Nassau budget law allows changes after Election Day
Newsday’s Oct. 5 editorial on the Nassau County budget process is rife with factual errors and distortions [“Nassau legislators play bait-and-switch in fall”].
Yes, the law requires the legislature to pass a budget by Oct. 30. But Newsday should have been more diligent in researching the law. Had you read further, you would have discovered that the county executive then has 10 days to review legislative changes and sign the budget as amended, or exercise his line-item veto. The legislature is then granted another seven days to execute an override if it can muster the 13 required votes.
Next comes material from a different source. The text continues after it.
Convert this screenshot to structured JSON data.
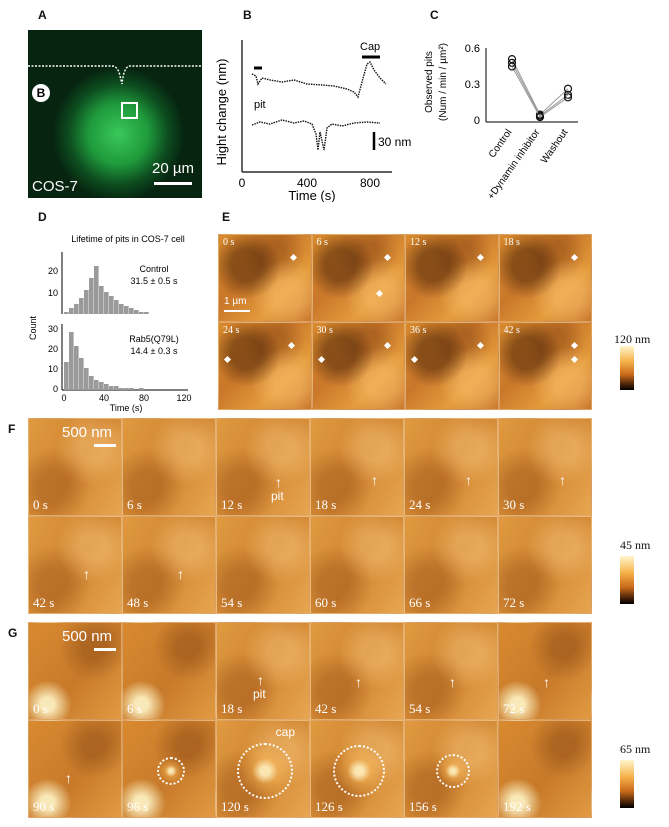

It is correct that we stripped all fees from the 2016 proposed budget and substituted other revenues. Those fees, as proposed, were unnecessary. However, you might recall that the Democrat-heavy board of the Nassau Interim Finance Authority, citing accounting rules that do not exist anywhere else in the state, threatened to cut funds for public safety, youth, seniors and buses, among other programs. Under this threat, which would have had a serious negative impact on the county, a portion of the proposed fees were restored to preserve these important programs.
We will pass a budget on Oct. 30. It will, like every budget we have passed, conform to all recognized generally accepting accounting principles and be a continuous improvement over the fiscal disaster the Democrats left us in 2009, which triggered NIFA’s takeover.
Norma Gonsalves, East Meadow
Editor’s note: The writer is presiding officer of the Nassau County Legislature.